7

Jueves por la tarde, 7 de abril de 1988

Pasé por casa de Sutton para recogerlo de camino a Ramona Road. Se había quitado la camisa y la corbata y ahora llevaba vaqueros, una sudadera roja y zapatillas de deporte muy gastadas. Conté quince casas la primera vez que pasé por la calle, mientras daba vueltas a la manzana para hacerme una idea mejor de cómo era el barrio. Ramona Road se extendía a lo largo de una manzana para volver después al punto de partida, formando una curva similar al lazo de un vaquero. Las parcelas ocupaban una zona montañosa, y estaban cubiertas casi por completo de árboles y de maleza. Los contornos naturales del terreno dejaban poco espacio en el que construir. Fue preciso emplear niveladoras y excavadoras para aplanar el suelo. Todas las casas fueron construidas en la década de los cincuenta por un mismo arquitecto, cuyo estilo moderno aún resultaba innovador treinta años después. Aparqué el Mustang en una franja de terreno cubierto de hierba situada frente al número 625. Sutton se inclinó hacia delante en el asiento del copiloto y miró por el parabrisas con expresión escrutadora.

A ambos lados del largo camino enlosado que conducía a la casa había césped, y el camino formaba media circunferencia al curvarse de nuevo hasta la calle. La antigua casa de los Kirkendall era una estructura de una sola planta en forma de L invertida, con el brazo corto de la L extendido hacia la calle. El exterior de la vivienda, un edificio de líneas rectas y grandes cristaleras, era de ladrillo rojo y de secoya tratada. El techo plano de cemento formaba un amplio alero que proporcionaba sombra a la galería delantera. No había adornos, florituras ni añadidos innecesarios.

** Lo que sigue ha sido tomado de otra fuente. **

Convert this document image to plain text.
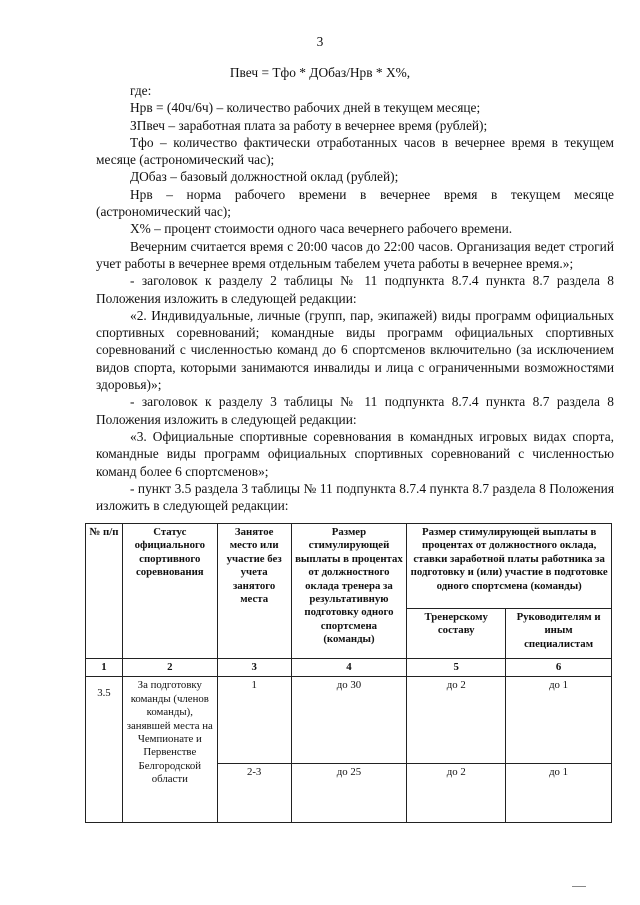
3
Пвеч = Тфо * ДОбаз/Нрв * Х%,

где:

Нрв = (40ч/6ч) – количество рабочих дней в текущем месяце;

ЗПвеч – заработная плата за работу в вечернее время (рублей);

Тфо – количество фактически отработанных часов в вечернее время в текущем месяце (астрономический час);

ДОбаз – базовый должностной оклад (рублей);

Нрв – норма рабочего времени в вечернее время в текущем месяце (астрономический час);

Х% – процент стоимости одного часа вечернего рабочего времени.

Вечерним считается время с 20:00 часов до 22:00 часов. Организация ведет строгий учет работы в вечернее время отдельным табелем учета работы в вечернее время.»;

- заголовок к разделу 2 таблицы № 11 подпункта 8.7.4 пункта 8.7 раздела 8 Положения изложить в следующей редакции:

«2. Индивидуальные, личные (групп, пар, экипажей) виды программ официальных спортивных соревнований; командные виды программ официальных спортивных соревнований с численностью команд до 6 спортсменов включительно (за исключением видов спорта, которыми занимаются инвалиды и лица с ограниченными возможностями здоровья)»;

- заголовок к разделу 3 таблицы № 11 подпункта 8.7.4 пункта 8.7 раздела 8 Положения изложить в следующей редакции:

«3. Официальные спортивные соревнования в командных игровых видах спорта, командные виды программ официальных спортивных соревнований с численностью команд более 6 спортсменов»;

- пункт 3.5 раздела 3 таблицы № 11 подпункта 8.7.4 пункта 8.7 раздела 8 Положения изложить в следующей редакции:

№ п/п	Статус официального спортивного соревнования	Занятое место или участие без учета занятого места	Размер стимулирующей выплаты в процентах от должностного оклада тренера за результативную подготовку одного спортсмена (команды)	Размер стимулирующей выплаты в процентах от должностного оклада, ставки заработной платы работника за подготовку и (или) участие в подготовке одного спортсмена (команды)	
				Тренерскому составу	Руководителям и иным специалистам
1	2	3	4	5	6
3.5	За подготовку команды (членов команды), занявшей места на Чемпионате и Первенстве Белгородской области	1	до 30	до 2	до 1
		2-3	до 25	до 2	до 1
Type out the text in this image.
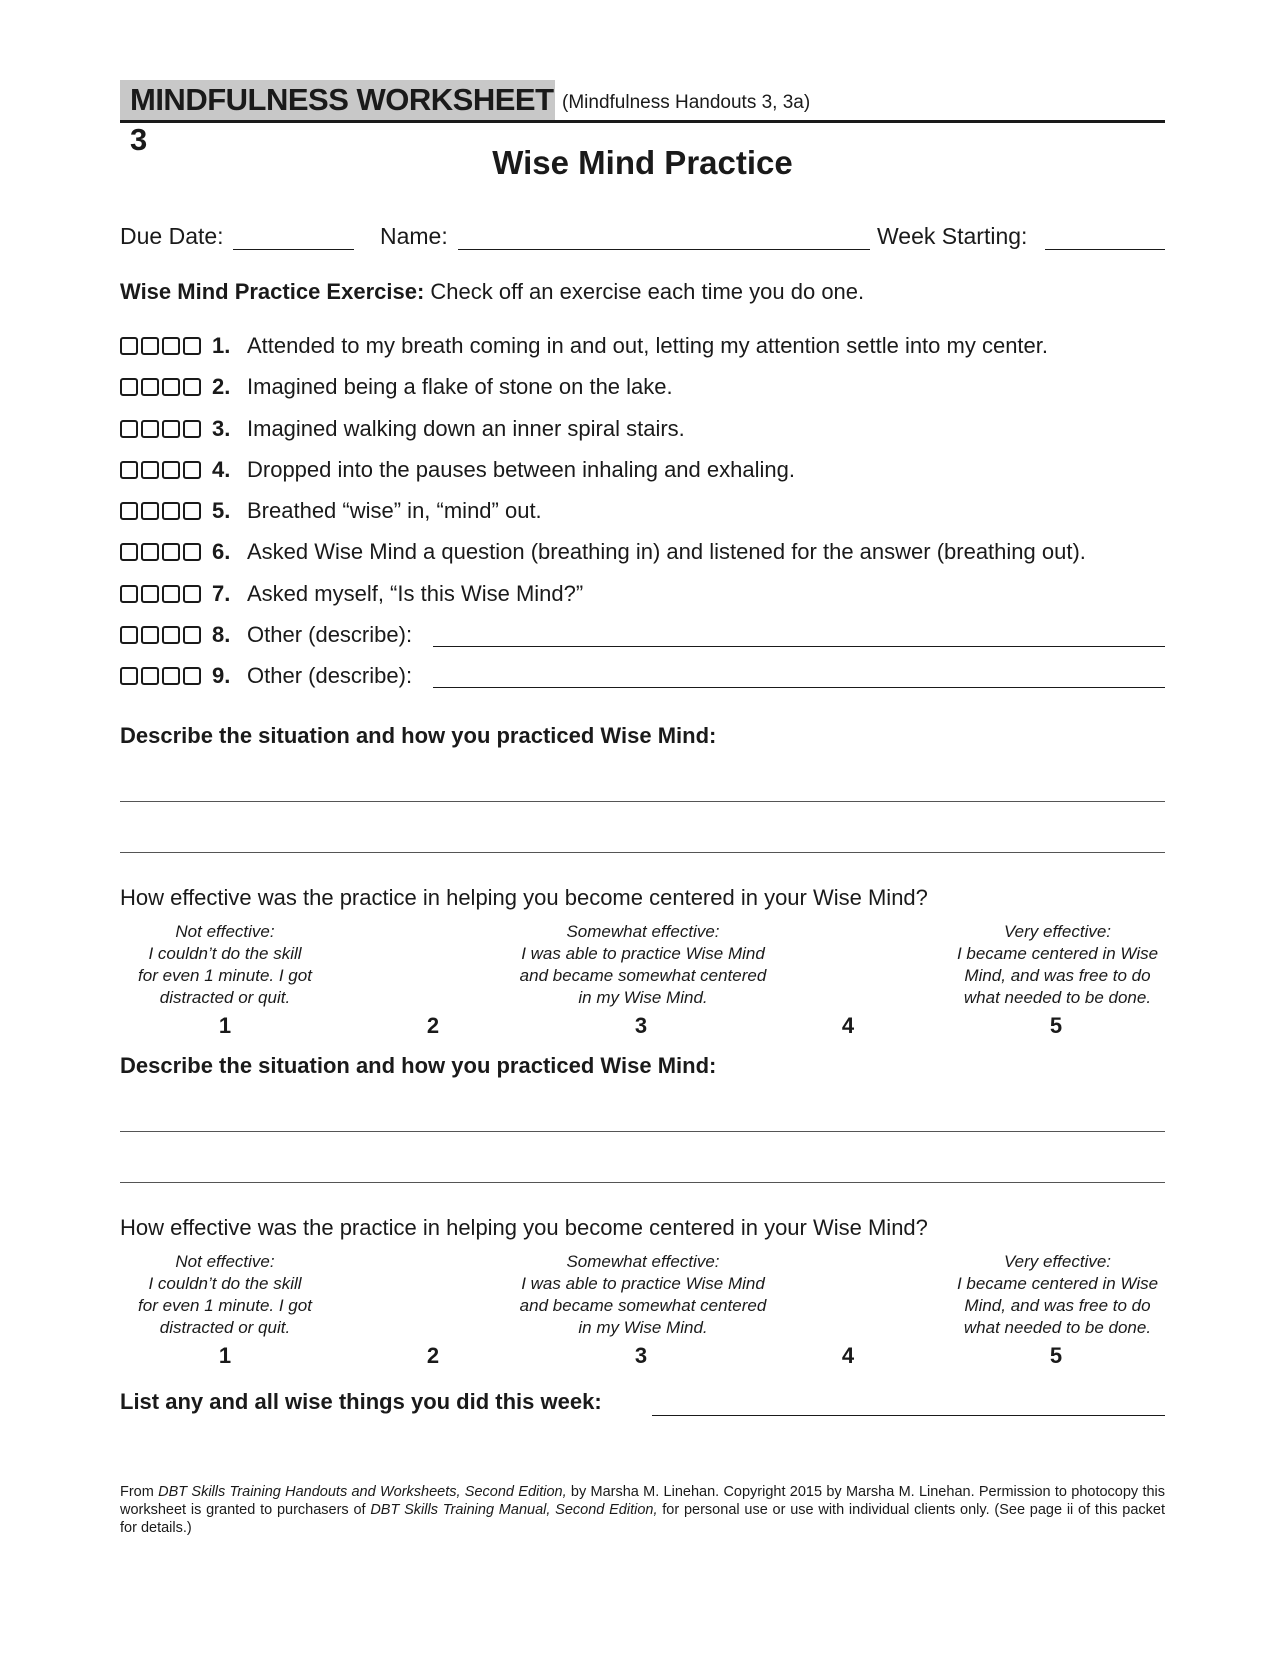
MINDFULNESS WORKSHEET 3
(Mindfulness Handouts 3, 3a)
Wise Mind Practice
Due Date:	Name:	Week Starting:
Wise Mind Practice Exercise: Check off an exercise each time you do one.
1. Attended to my breath coming in and out, letting my attention settle into my center.
2. Imagined being a flake of stone on the lake.
3. Imagined walking down an inner spiral stairs.
4. Dropped into the pauses between inhaling and exhaling.
5. Breathed “wise” in, “mind” out.
6. Asked Wise Mind a question (breathing in) and listened for the answer (breathing out).
7. Asked myself, “Is this Wise Mind?”
8. Other (describe):
9. Other (describe):
Describe the situation and how you practiced Wise Mind:
How effective was the practice in helping you become centered in your Wise Mind?
Not effective:
I couldn’t do the skill
for even 1 minute. I got
distracted or quit.
Somewhat effective:
I was able to practice Wise Mind
and became somewhat centered
in my Wise Mind.
Very effective:
I became centered in Wise
Mind, and was free to do
what needed to be done.
1	2	3	4	5
Describe the situation and how you practiced Wise Mind:
How effective was the practice in helping you become centered in your Wise Mind?
Not effective:
I couldn’t do the skill
for even 1 minute. I got
distracted or quit.
Somewhat effective:
I was able to practice Wise Mind
and became somewhat centered
in my Wise Mind.
Very effective:
I became centered in Wise
Mind, and was free to do
what needed to be done.
1	2	3	4	5
List any and all wise things you did this week:
From DBT Skills Training Handouts and Worksheets, Second Edition, by Marsha M. Linehan. Copyright 2015 by Marsha M. Linehan. Permission to photocopy this worksheet is granted to purchasers of DBT Skills Training Manual, Second Edition, for personal use or use with individual clients only. (See page ii of this packet for details.)
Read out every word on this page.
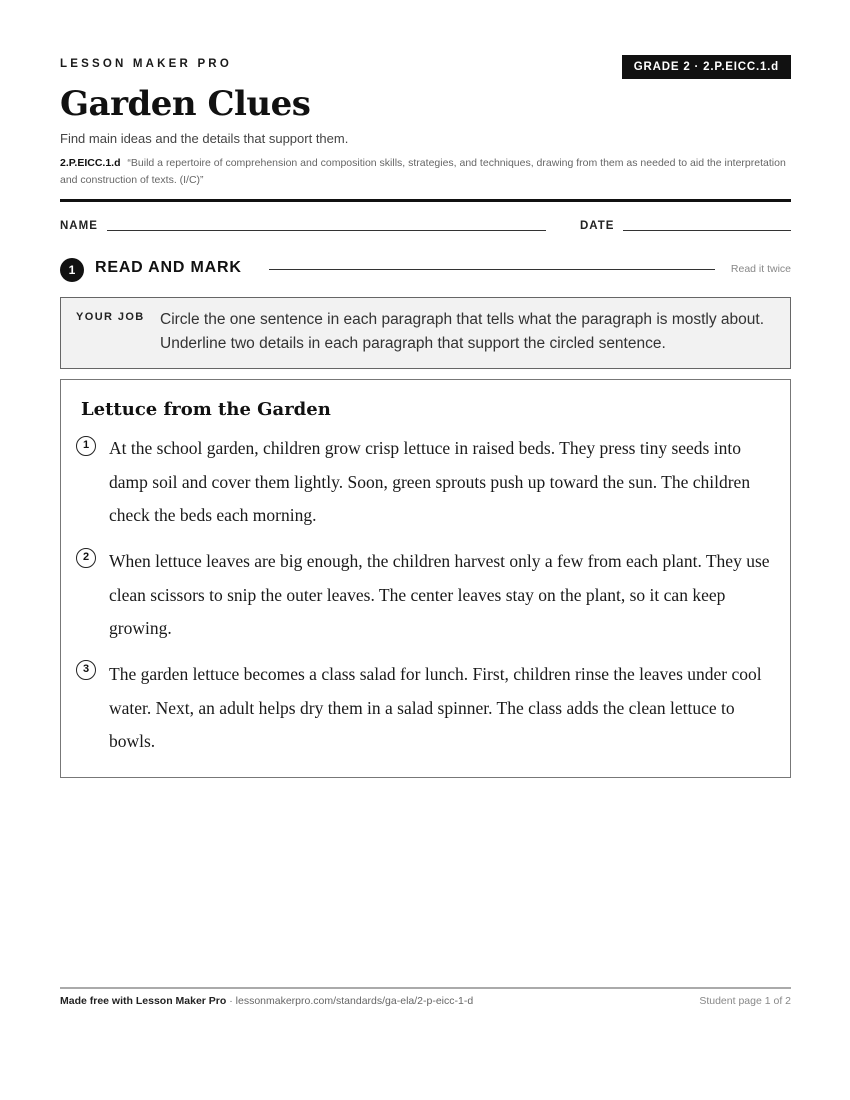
LESSON MAKER PRO	GRADE 2 · 2.P.EICC.1.d
Garden Clues
Find main ideas and the details that support them.
2.P.EICC.1.d “Build a repertoire of comprehension and composition skills, strategies, and techniques, drawing from them as needed to aid the interpretation and construction of texts. (I/C)”
NAME	DATE
1	READ AND MARK	Read it twice
YOUR JOB Circle the one sentence in each paragraph that tells what the paragraph is mostly about. Underline two details in each paragraph that support the circled sentence.
Lettuce from the Garden
1	At the school garden, children grow crisp lettuce in raised beds. They press tiny seeds into damp soil and cover them lightly. Soon, green sprouts push up toward the sun. The children check the beds each morning.
2	When lettuce leaves are big enough, the children harvest only a few from each plant. They use clean scissors to snip the outer leaves. The center leaves stay on the plant, so it can keep growing.
3	The garden lettuce becomes a class salad for lunch. First, children rinse the leaves under cool water. Next, an adult helps dry them in a salad spinner. The class adds the clean lettuce to bowls.
Made free with Lesson Maker Pro · lessonmakerpro.com/standards/ga-ela/2-p-eicc-1-d	Student page 1 of 2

—Esta no puede ser la dirección correcta —dijo Sutton.

—Sí que lo es. En 1967 sólo había una familia Kirkendall en la ciudad, y aquí es donde vivían.

—Pero ¿dónde está la segunda planta? Billie Kirkendall estaba enfermo. Se quedó en el piso de arriba mientras yo permanecía en la planta baja.

—Ah, mierda. Lo había olvidado. Espera aquí, iré a ver si hay alguien. Puede que nos den permiso para explorar la propiedad.

Salí del coche y crucé la calle. El camino de entrada no parecía empinado, pero al llegar a la parte más alta estaba sin aliento. La casa, envuelta en silencio, transmitía una extraña sensación de soledad. Las ventanas no tenían cortinas y no vi un felpudo frente a la puerta, ni ninguno de los detalles acogedores que indican que una vivienda está habitada. Una franja de losas húmedas en la fachada revelaba que los aspersores aún funcionaban, probablemente dirigidos por el mismo programa automático que regulaba la temperatura interior y encendía y apagaba las luces. Subí un escalón de poca altura hasta la entrada, donde una cristalera panorámica me permitió ver con claridad el interior.

El arquitecto había levantado muy pocos tabiques, y los suelos de madera noble de color claro parecían extenderse en todas direcciones. La luz natural inundaba las estancias. En la pared del fondo había una chimenea de piedra empotrada; pude ver parte de la encimera de la cocina, totalmente despejada. A la derecha se encontraba el vacío comedor, de cuyo techo colgaba una lámpara baja. Me dirigí hacia la derecha por la galería exterior, desde donde pude ver un gran dormitorio con moqueta blanca y puertas correderas con espejos; una de las puertas estaba entreabierta, y a través de la rendija se veía un enorme armario vacío.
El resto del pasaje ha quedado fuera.